A Madanyat, comme dans beaucoup d’organismes traitant de la parité des questions électorales, nous sommes persuadés que rien n’est plus efficace qu’un système de quota visant à assurer que les femmes constituent une importante minorité de 20, 30 ou 40% au parlement, ou même d’arriver à un véritable équilibre entre les sexes de 50-50%. Aujourd’hui 121 pays ont adopté ce système avec succès, certains appliquent les quotas de façon temporaire, c'est-à-dire jusqu'à l'élimination des entraves bloquant l'accès des femmes à la politique, d’autres n'ont pas limité leur utilisation dans le temps.Une amélioration notable de la participation des femmes à la vie politique n’aura pas lieu au Liban sans ces mesures. Malgré tout, si cela n’était pas possible, une véritable volonté politique du pouvoir pourrait remédier à ce problème, notamment avec des listes électorales paritaires et un soutien effectif aux candidates. Les prochaines élections devraient avoir lieu dans les délais requis, et les candidatures féminines devraient être nombreuses si l’on veut vraiment arriver à un changement durable. Il faudrait aussi que les Libanaises et les Libanais ne se laissent pas emporter par la vague de pessimisme et de découragement qui règne dans le pays, et qu’ils utilisent les urnes de façon massive, c’est le seul moyen de faire entendre leur voix. Au sein de notre ONG, nous comptons beaucoup sur le vote des jeunes qui n’étaient pas vraiment au rendez-vous en 2018 et nous travaillons avec des programmes spécifiques, pour les encourager à être partie prenante des élections.
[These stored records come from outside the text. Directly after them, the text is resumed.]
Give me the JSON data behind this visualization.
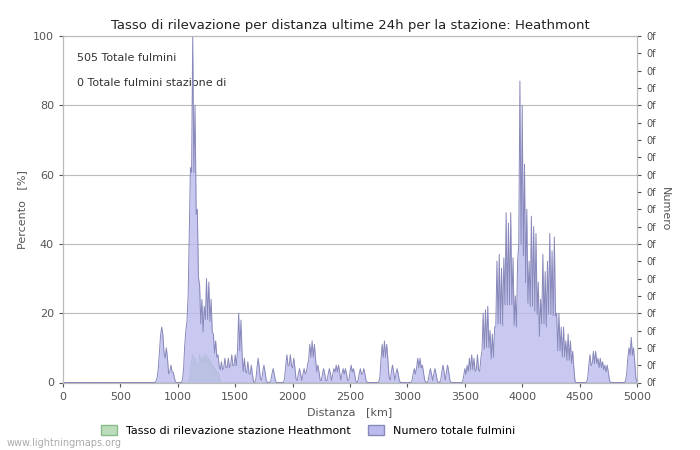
{
  "title": "Tasso di rilevazione per distanza ultime 24h per la stazione: Heathmont",
  "xlabel": "Distanza   [km]",
  "ylabel_left": "Percento   [%]",
  "ylabel_right": "Numero",
  "annotation_line1": "505 Totale fulmini",
  "annotation_line2": "0 Totale fulmini stazione di",
  "legend_label1": "Tasso di rilevazione stazione Heathmont",
  "legend_label2": "Numero totale fulmini",
  "watermark": "www.lightningmaps.org",
  "xlim": [
    0,
    5000
  ],
  "ylim": [
    0,
    100
  ],
  "xticks": [
    0,
    500,
    1000,
    1500,
    2000,
    2500,
    3000,
    3500,
    4000,
    4500,
    5000
  ],
  "yticks_left": [
    0,
    20,
    40,
    60,
    80,
    100
  ],
  "color_green": "#bbddbb",
  "color_blue": "#bbbbee",
  "color_line_blue": "#8888bb",
  "color_line_green": "#88bb88",
  "background": "#ffffff",
  "grid_color": "#bbbbbb",
  "right_tick_labels": [
    "0f",
    "0f",
    "0f",
    "0f",
    "0f",
    "0f",
    "0f",
    "0f",
    "0f",
    "0f",
    "0f",
    "0f",
    "0f",
    "0f",
    "0f",
    "0f",
    "0f",
    "0f",
    "0f",
    "0f",
    "0f"
  ],
  "right_ticks": [
    0,
    5,
    10,
    15,
    20,
    25,
    30,
    35,
    40,
    45,
    50,
    55,
    60,
    65,
    70,
    75,
    80,
    85,
    90,
    95,
    100
  ]
}
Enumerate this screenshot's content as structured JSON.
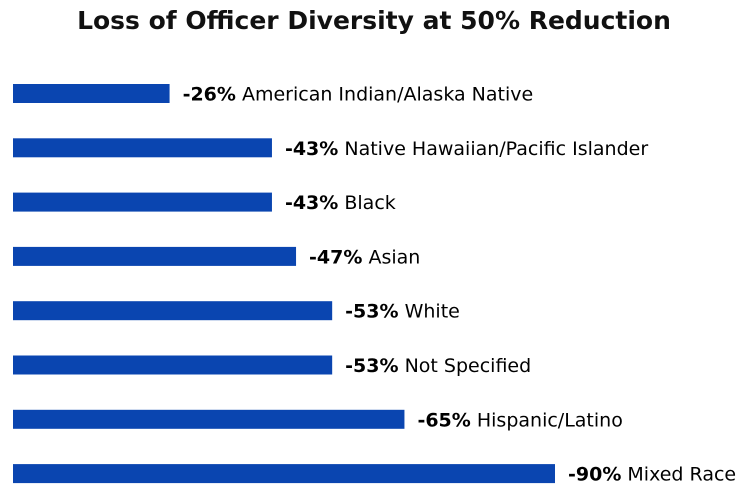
{
  "chart_data": {
    "type": "bar",
    "orientation": "horizontal",
    "title": "Loss of Officer Diversity at 50% Reduction",
    "xlabel": "",
    "ylabel": "",
    "xlim": [
      0,
      90
    ],
    "grid": false,
    "bar_color": "#0a45b0",
    "categories": [
      "American Indian/Alaska Native",
      "Native Hawaiian/Pacific Islander",
      "Black",
      "Asian",
      "White",
      "Not Specified",
      "Hispanic/Latino",
      "Mixed Race"
    ],
    "values": [
      -26,
      -43,
      -43,
      -47,
      -53,
      -53,
      -65,
      -90
    ],
    "value_labels": [
      "-26%",
      "-43%",
      "-43%",
      "-47%",
      "-53%",
      "-53%",
      "-65%",
      "-90%"
    ]
  }
}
Nous comptons également sur les campagnes que nous avons menées, notamment avec le programme Sawtna, soutenu par la Section des Affaires Publiques à l’ambassade des États Unis pour faire face au sexisme ordinaire et à la violence contre les femmes en politique qui est un véritable obstacle à leur participation à la vie publique.

 

Que faut-il vous souhaiter ?

Ce que tous les Libanaises et Libanais souhaitent, la paix et la stabilité, pouvoir accéder à des conditions de vie décentes, ne pas assister impuissants à cette hémorragie des cerveaux et à l’exode massif des jeunes. Ne pas avoir à travailler dans l’urgence et dans l’incertitude du lendemain. Pouvoir s’occuper des sujets qui nous tiennent vraiment à cœur, l’établissement de la justice, la diffusion de la culture de l’art, du beau et des droits de l’homme sans avoir l’impression d’être déphasés par rapport à l’état du pays. Parce-que ce sont ces sujets-là qui constituent les vrais fondements d’une nation.